The New Brunswick and Canada Railway and Land Company was chartered in or prior to 1856 by Act of the New Brunswick Legislature. In that year, it took over the St. Andrews and Quebec Railway Company, which had been formed in 1836.

It acquired 10,000 acres for every mile built of a railroad between Fredericton and Trois-Rivieres; in other words, 1.6 million acres in total. The railway was leased to the Canadian Pacific Railway when the NBCRLC ran into financial difficulties, but its control remained of the land, which was leased in exchange of stumpage to various timber companies. The company was granted lands, among others, in the Restigouche River, the Miramichi River and the Tobique River watersheds, and it maintained a staff in Saint John, New Brunswick to oversee stumpage on its lands.

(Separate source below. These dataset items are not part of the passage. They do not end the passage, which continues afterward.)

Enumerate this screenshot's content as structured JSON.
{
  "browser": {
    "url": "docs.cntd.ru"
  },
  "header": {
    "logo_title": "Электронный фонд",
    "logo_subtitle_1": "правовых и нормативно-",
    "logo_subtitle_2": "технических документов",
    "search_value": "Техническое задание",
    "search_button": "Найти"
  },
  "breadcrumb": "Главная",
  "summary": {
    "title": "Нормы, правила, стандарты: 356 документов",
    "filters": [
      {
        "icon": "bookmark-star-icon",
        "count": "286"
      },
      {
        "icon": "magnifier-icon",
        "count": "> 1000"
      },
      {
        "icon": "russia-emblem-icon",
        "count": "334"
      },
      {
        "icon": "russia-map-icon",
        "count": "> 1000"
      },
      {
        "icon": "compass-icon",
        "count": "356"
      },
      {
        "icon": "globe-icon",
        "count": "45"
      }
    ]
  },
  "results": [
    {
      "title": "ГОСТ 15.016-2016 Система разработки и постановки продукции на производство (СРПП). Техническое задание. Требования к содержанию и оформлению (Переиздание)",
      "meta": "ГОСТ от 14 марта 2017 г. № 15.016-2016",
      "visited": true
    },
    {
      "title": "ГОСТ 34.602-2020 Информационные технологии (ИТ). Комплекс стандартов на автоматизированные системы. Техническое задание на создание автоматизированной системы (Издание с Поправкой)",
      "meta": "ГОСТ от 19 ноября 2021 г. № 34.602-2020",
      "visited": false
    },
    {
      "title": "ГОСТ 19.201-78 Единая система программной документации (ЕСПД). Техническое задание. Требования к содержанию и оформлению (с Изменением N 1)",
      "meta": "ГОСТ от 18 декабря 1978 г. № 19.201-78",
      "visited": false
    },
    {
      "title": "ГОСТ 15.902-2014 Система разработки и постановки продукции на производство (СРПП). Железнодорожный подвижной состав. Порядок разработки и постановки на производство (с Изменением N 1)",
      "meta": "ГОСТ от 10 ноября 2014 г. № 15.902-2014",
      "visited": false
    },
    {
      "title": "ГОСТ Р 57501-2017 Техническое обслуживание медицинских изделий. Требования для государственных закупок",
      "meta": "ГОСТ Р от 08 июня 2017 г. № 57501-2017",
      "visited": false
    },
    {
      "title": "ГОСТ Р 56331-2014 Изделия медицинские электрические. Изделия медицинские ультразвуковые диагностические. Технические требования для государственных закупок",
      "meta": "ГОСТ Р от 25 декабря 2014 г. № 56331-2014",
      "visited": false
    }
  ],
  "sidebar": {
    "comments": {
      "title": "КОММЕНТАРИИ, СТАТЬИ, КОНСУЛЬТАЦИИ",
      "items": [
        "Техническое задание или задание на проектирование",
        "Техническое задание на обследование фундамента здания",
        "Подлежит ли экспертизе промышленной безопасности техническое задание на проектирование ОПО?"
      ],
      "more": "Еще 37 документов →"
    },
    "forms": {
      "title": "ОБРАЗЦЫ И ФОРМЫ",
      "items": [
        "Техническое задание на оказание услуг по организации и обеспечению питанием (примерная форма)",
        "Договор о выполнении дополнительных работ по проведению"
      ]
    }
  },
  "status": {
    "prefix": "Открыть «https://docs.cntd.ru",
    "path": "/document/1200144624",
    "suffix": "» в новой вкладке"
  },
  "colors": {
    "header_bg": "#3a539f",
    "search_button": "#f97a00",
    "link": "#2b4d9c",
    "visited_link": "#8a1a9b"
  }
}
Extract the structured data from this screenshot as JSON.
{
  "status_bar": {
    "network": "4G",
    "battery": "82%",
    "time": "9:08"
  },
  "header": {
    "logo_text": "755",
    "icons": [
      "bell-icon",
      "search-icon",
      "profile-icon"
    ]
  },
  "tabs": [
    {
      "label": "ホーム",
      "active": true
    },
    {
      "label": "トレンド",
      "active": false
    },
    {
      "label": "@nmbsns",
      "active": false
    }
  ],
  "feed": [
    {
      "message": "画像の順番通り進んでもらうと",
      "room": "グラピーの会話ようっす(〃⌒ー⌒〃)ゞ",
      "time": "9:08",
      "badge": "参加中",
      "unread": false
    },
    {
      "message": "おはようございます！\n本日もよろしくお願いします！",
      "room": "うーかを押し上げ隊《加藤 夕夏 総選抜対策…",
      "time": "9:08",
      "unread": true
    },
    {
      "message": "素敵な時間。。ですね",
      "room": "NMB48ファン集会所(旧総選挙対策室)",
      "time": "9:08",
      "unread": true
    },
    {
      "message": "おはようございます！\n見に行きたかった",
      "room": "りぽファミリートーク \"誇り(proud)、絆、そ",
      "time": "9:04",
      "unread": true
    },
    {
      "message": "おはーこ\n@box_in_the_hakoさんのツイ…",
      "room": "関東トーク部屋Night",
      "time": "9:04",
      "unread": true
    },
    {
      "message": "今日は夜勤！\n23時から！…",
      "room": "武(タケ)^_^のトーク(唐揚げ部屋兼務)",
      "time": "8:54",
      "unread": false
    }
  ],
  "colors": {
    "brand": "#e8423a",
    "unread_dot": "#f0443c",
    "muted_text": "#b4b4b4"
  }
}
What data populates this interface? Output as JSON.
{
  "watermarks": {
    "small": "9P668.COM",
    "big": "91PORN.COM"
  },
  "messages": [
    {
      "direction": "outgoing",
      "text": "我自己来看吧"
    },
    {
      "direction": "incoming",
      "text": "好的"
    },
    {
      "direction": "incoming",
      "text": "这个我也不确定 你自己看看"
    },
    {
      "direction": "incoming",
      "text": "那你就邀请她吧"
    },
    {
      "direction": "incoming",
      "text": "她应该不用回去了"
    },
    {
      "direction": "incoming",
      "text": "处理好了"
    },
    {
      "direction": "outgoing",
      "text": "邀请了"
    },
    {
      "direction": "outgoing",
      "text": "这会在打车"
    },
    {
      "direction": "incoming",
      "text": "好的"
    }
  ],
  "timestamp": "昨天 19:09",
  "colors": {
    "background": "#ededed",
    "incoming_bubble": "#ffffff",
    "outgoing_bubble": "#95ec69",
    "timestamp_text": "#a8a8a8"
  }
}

When, during World War II, the British owners decided to sell, the firms that held leases were asked to buy them by general manager W.E. Golding, but all refused for one reason or another. In January 1942 Fraser Companies of Edmundston bought 85,652 acres on the Green River for $3.50 per; while in March 1942 D'Auteuil Lumber Co. bought 40,000 acres in the region of St. Francis for $3.42 per; in 1943, Fraser Companies paid $3.18 per acre for a 627,840-acre tract; close to 176,000 acres were sold a month later on the Restigouche for $4.03 to an Irving company; again a month later, 30,248 acres were sold at $2.18 per to Flemming and Gibson, who had been the lessees of the tract in counties Victoria and Carleton. Yearly taxation at the time was $2 per acre.

Then, some time prior to March 1945, the company, with its remnant 698,000 acres, was bought outright by Irving for $1.2 million. The net cost to him per acre was $1.50.